World Series of Poker bracelets
| Year | Event | Prize money |
|---|---|---|
| 2008 | $5,000 Pot-Limit Omaha w/ Rebuys | $817,781 |
| 2015 | $10,000 No-Limit 2-7 Single Draw Championship | $224,383 |
| 2018 | $10,000 Pot Limit Omaha Hi-Lo 8 or Better Championship | $567,788 |

=====World Poker Tour=====
Galfond has two World Poker Tour in-the-money finishes. He finished in 70th place in the $25,000 buy-in World Poker Tour World Championship in April 2008, earning $39,570. In December 2012, he finished 24th in the $10,000 buy-in WPT Five Diamond World Poker Classic for $31,714.

=====Other notable tournaments=====
Galfond finished in 18th place at the 2006 World Series of Poker Circuit event in Grand Casino Tunica, earning $22,895.

===Online poker===
Galfond is well known for online poker where he plays high-stakes cash games primarily $200/$400 stakes and above in no-limit Texas hold 'em and pot limit Omaha tables on Full Tilt Poker under his nickname "OMGClayAiken," and on Pokerstars under the screen name "MrSweets28." With a lifetime net profit of over $8M in Internet poker play, he has been one of the most successful online poker players in history (as of May 2011). According to Galfond, he chose “OMGClayAiken” as the antithesis of the “macho” screen names that are prevalent in online poker in hopes that other players would be embarrassed to lose to him.
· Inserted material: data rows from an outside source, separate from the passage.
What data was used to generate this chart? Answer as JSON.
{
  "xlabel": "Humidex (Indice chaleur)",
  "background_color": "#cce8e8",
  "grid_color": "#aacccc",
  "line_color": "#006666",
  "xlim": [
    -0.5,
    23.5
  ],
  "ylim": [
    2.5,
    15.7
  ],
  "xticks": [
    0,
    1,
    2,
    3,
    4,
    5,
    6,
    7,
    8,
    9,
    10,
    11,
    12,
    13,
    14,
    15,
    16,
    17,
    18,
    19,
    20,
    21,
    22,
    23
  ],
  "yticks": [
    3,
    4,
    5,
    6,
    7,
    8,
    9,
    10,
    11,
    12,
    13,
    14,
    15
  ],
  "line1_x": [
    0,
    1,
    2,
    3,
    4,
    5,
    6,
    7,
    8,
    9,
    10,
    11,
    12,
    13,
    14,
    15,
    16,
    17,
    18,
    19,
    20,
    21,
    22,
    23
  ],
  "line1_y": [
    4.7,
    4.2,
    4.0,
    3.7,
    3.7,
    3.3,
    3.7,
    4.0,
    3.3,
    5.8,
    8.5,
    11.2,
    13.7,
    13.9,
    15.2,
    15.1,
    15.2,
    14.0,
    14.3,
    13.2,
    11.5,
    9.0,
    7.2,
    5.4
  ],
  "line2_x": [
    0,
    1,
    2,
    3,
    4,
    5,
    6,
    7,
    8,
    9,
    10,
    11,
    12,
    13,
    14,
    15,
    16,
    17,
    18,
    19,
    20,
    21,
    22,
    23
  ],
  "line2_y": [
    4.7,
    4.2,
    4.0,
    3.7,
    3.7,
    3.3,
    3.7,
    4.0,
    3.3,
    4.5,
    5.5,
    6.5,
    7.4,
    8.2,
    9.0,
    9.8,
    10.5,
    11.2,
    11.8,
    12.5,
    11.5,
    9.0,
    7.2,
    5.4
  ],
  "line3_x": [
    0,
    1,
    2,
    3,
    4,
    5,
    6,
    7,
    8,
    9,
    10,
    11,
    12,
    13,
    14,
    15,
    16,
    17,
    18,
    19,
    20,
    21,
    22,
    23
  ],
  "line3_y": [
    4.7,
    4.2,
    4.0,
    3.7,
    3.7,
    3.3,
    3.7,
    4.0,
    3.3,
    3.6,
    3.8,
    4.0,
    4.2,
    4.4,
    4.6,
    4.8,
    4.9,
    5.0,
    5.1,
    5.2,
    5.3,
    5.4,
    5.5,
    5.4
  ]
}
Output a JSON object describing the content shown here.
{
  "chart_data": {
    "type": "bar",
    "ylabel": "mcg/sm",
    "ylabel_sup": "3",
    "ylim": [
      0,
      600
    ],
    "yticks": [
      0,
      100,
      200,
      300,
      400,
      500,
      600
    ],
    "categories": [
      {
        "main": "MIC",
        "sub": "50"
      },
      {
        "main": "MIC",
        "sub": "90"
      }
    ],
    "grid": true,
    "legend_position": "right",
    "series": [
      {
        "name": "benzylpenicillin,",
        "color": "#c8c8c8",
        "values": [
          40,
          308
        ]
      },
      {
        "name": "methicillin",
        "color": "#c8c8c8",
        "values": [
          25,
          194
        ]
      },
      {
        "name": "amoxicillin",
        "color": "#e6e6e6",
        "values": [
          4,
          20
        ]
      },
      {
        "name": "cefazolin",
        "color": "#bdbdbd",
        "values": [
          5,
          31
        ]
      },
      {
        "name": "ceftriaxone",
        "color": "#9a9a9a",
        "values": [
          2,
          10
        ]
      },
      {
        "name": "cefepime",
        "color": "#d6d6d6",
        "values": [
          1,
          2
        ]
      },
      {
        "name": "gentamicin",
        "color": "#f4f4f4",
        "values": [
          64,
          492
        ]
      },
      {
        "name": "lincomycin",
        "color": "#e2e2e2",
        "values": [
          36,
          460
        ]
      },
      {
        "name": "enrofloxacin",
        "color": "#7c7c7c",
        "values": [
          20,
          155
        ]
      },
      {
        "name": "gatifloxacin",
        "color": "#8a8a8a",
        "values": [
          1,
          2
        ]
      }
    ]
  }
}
Due to the legal actions against online poker, which are known as Black Friday, that took place on April 15, 2011, in the United States, Galfond moved to Vancouver, British Columbia, Canada so he could continue to play poker online.

In February 2013, Galfond's all-time online earnings on Full Tilt Poker came to over $10,000,000.
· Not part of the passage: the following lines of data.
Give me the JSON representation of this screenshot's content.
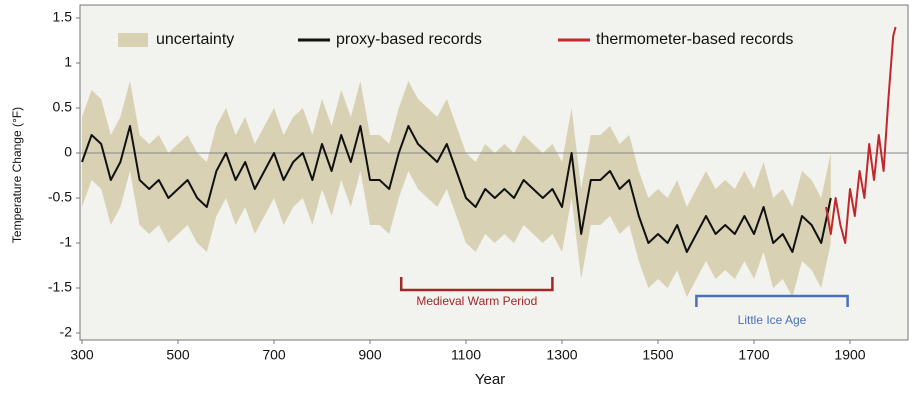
{
  "chart_data": {
    "type": "line",
    "ylabel": "Temperature Change (°F)",
    "xlabel": "Year",
    "xlim": [
      300,
      2020
    ],
    "ylim": [
      -2,
      1.5
    ],
    "xticks": [
      300,
      500,
      700,
      900,
      1100,
      1300,
      1500,
      1700,
      1900
    ],
    "yticks": [
      1.5,
      1,
      0.5,
      0,
      -0.5,
      -1,
      -1.5,
      -2
    ],
    "reference_line": 0,
    "legend": "top",
    "series": [
      {
        "name": "uncertainty",
        "type": "band",
        "color": "#d9d1b3",
        "x": [
          300,
          320,
          340,
          360,
          380,
          400,
          420,
          440,
          460,
          480,
          500,
          520,
          540,
          560,
          580,
          600,
          620,
          640,
          660,
          680,
          700,
          720,
          740,
          760,
          780,
          800,
          820,
          840,
          860,
          880,
          900,
          920,
          940,
          960,
          980,
          1000,
          1020,
          1040,
          1060,
          1080,
          1100,
          1120,
          1140,
          1160,
          1180,
          1200,
          1220,
          1240,
          1260,
          1280,
          1300,
          1320,
          1340,
          1360,
          1380,
          1400,
          1420,
          1440,
          1460,
          1480,
          1500,
          1520,
          1540,
          1560,
          1580,
          1600,
          1620,
          1640,
          1660,
          1680,
          1700,
          1720,
          1740,
          1760,
          1780,
          1800,
          1820,
          1840,
          1860
        ],
        "upper": [
          0.4,
          0.7,
          0.6,
          0.2,
          0.4,
          0.8,
          0.2,
          0.1,
          0.2,
          0,
          0.1,
          0.2,
          0,
          -0.1,
          0.3,
          0.5,
          0.2,
          0.4,
          0.1,
          0.3,
          0.5,
          0.2,
          0.4,
          0.5,
          0.2,
          0.6,
          0.3,
          0.7,
          0.4,
          0.8,
          0.2,
          0.2,
          0.1,
          0.5,
          0.8,
          0.6,
          0.5,
          0.4,
          0.6,
          0.3,
          0,
          -0.1,
          0.1,
          0,
          0.1,
          0,
          0.2,
          0.1,
          0,
          0.1,
          -0.1,
          0.5,
          -0.4,
          0.2,
          0.2,
          0.3,
          0.1,
          0.2,
          -0.2,
          -0.5,
          -0.4,
          -0.5,
          -0.3,
          -0.6,
          -0.4,
          -0.2,
          -0.4,
          -0.3,
          -0.4,
          -0.2,
          -0.4,
          -0.1,
          -0.5,
          -0.4,
          -0.6,
          -0.2,
          -0.3,
          -0.5,
          0
        ],
        "lower": [
          -0.6,
          -0.3,
          -0.4,
          -0.8,
          -0.6,
          -0.2,
          -0.8,
          -0.9,
          -0.8,
          -1,
          -0.9,
          -0.8,
          -1,
          -1.1,
          -0.7,
          -0.5,
          -0.8,
          -0.6,
          -0.9,
          -0.7,
          -0.5,
          -0.8,
          -0.6,
          -0.5,
          -0.8,
          -0.4,
          -0.7,
          -0.3,
          -0.6,
          -0.2,
          -0.8,
          -0.8,
          -0.9,
          -0.5,
          -0.2,
          -0.4,
          -0.5,
          -0.6,
          -0.4,
          -0.7,
          -1,
          -1.1,
          -0.9,
          -1,
          -0.9,
          -1,
          -0.8,
          -0.9,
          -1,
          -0.9,
          -1.1,
          -0.5,
          -1.4,
          -0.8,
          -0.8,
          -0.7,
          -0.9,
          -0.8,
          -1.2,
          -1.5,
          -1.4,
          -1.5,
          -1.3,
          -1.6,
          -1.4,
          -1.2,
          -1.4,
          -1.3,
          -1.4,
          -1.2,
          -1.4,
          -1.1,
          -1.5,
          -1.4,
          -1.6,
          -1.2,
          -1.3,
          -1.5,
          -1
        ]
      },
      {
        "name": "proxy-based records",
        "color": "#111111",
        "x": [
          300,
          320,
          340,
          360,
          380,
          400,
          420,
          440,
          460,
          480,
          500,
          520,
          540,
          560,
          580,
          600,
          620,
          640,
          660,
          680,
          700,
          720,
          740,
          760,
          780,
          800,
          820,
          840,
          860,
          880,
          900,
          920,
          940,
          960,
          980,
          1000,
          1020,
          1040,
          1060,
          1080,
          1100,
          1120,
          1140,
          1160,
          1180,
          1200,
          1220,
          1240,
          1260,
          1280,
          1300,
          1320,
          1340,
          1360,
          1380,
          1400,
          1420,
          1440,
          1460,
          1480,
          1500,
          1520,
          1540,
          1560,
          1580,
          1600,
          1620,
          1640,
          1660,
          1680,
          1700,
          1720,
          1740,
          1760,
          1780,
          1800,
          1820,
          1840,
          1860
        ],
        "values": [
          -0.1,
          0.2,
          0.1,
          -0.3,
          -0.1,
          0.3,
          -0.3,
          -0.4,
          -0.3,
          -0.5,
          -0.4,
          -0.3,
          -0.5,
          -0.6,
          -0.2,
          0,
          -0.3,
          -0.1,
          -0.4,
          -0.2,
          0,
          -0.3,
          -0.1,
          0,
          -0.3,
          0.1,
          -0.2,
          0.2,
          -0.1,
          0.3,
          -0.3,
          -0.3,
          -0.4,
          0,
          0.3,
          0.1,
          0,
          -0.1,
          0.1,
          -0.2,
          -0.5,
          -0.6,
          -0.4,
          -0.5,
          -0.4,
          -0.5,
          -0.3,
          -0.4,
          -0.5,
          -0.4,
          -0.6,
          0,
          -0.9,
          -0.3,
          -0.3,
          -0.2,
          -0.4,
          -0.3,
          -0.7,
          -1,
          -0.9,
          -1,
          -0.8,
          -1.1,
          -0.9,
          -0.7,
          -0.9,
          -0.8,
          -0.9,
          -0.7,
          -0.9,
          -0.6,
          -1,
          -0.9,
          -1.1,
          -0.7,
          -0.8,
          -1,
          -0.5
        ]
      },
      {
        "name": "thermometer-based records",
        "color": "#c0282d",
        "x": [
          1850,
          1860,
          1870,
          1880,
          1890,
          1900,
          1910,
          1920,
          1930,
          1940,
          1950,
          1960,
          1970,
          1980,
          1990,
          1995
        ],
        "values": [
          -0.6,
          -0.9,
          -0.5,
          -0.8,
          -1,
          -0.4,
          -0.7,
          -0.2,
          -0.5,
          0.1,
          -0.3,
          0.2,
          -0.2,
          0.6,
          1.3,
          1.4
        ]
      }
    ],
    "annotations": [
      {
        "text": "Medieval Warm Period",
        "start": 965,
        "end": 1280,
        "color": "#a0282a"
      },
      {
        "text": "Little Ice Age",
        "start": 1580,
        "end": 1895,
        "color": "#4a72b8"
      }
    ]
  }
}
==== Galfond Challenge ====

In November 2019, Galfond issued a challenge to the poker world to play high-stakes heads-up pot-limit Omaha (PLO), deemed the Galfond Challenge. He issued the challenge in two parts: one challenge was open to PLO coaches and the other was to everyone else in the poker world. Several opponents stepped up and details were ironed out for a series of high-stakes poker matches that would be played on Galfond's online poker site, Run It Once Poker. The first six challengers were Bill Perkins, Brandon Adams, Chance Kornuth, Dan 'Jungleman' Cates, and online poker players 'ActionFreak' and 'VeniVidi1993.' In addition to the money won or lost on the poker table, Galfond and his challengers had large side bets that they were competing for.

After being down €900,000+ to poker professional VeniVidi1993, Galfond came back to win his first challenge by securing a €1,472 overall win and the side bet of €100,000.
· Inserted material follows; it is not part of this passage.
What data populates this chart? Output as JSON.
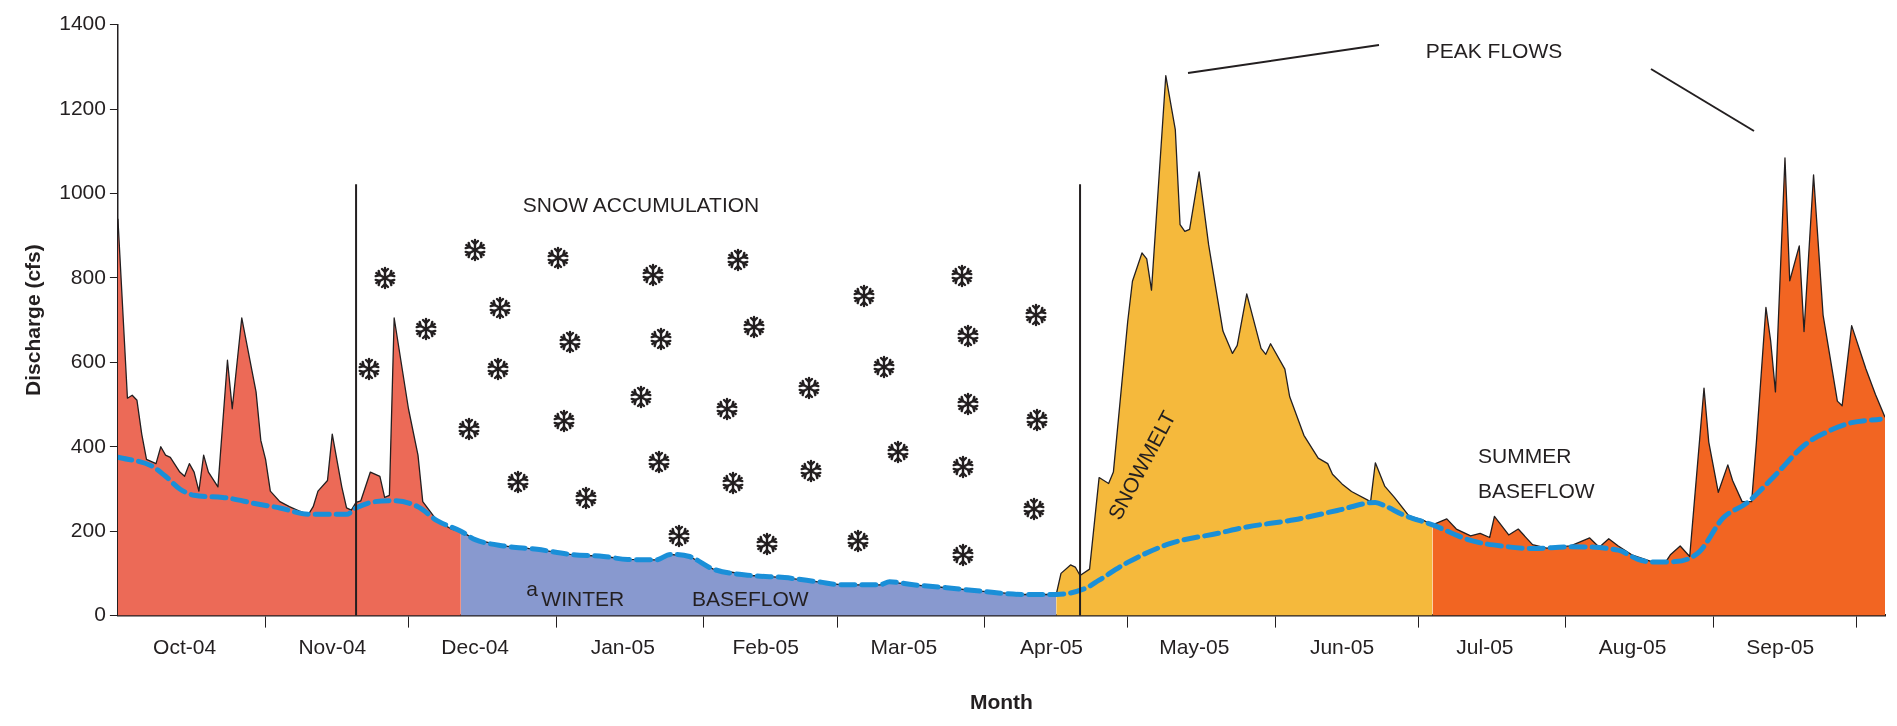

In his match against Actionfreak, Phil Galfond ended the 15.000 hand battle with a €114,000 overall win. This win netted him the sidebet of €150,000.

===Style===
Albeit considered standard theory today, Galfond was among the first players to utilize hand ranges instead of a fixed hand approach when analyzing opponents' holdings. Although not exact, this method allows for more accurate readings and positive EV play.

===Career earnings===
As of August 2023, Galfond's total live tournament winnings were nearly $3,000,000.

==Business venture==
In 2012, Galfond started the poker training site Run It Once Training with fellow high-stakes players, Ben Sulsky, Di Dang and Hac Dang as coaches. As of September 2019, 125 coaches had produced content for his training site.

Being concerned about the direction online poker was heading, Galfond announced the launch of poker site Run It Once Poker in August 2016. The site was launched in public beta in February 2019.

In October 2020, Run it Once was one of several entities named in a $330 million defamation lawsuit brought by poker professional Mike Postle.

In March 2022, Rush Street Interactive announced it had acquired Galfond's Run It Once poker brand and technology, in a deal which included Phil Galfond and his development team.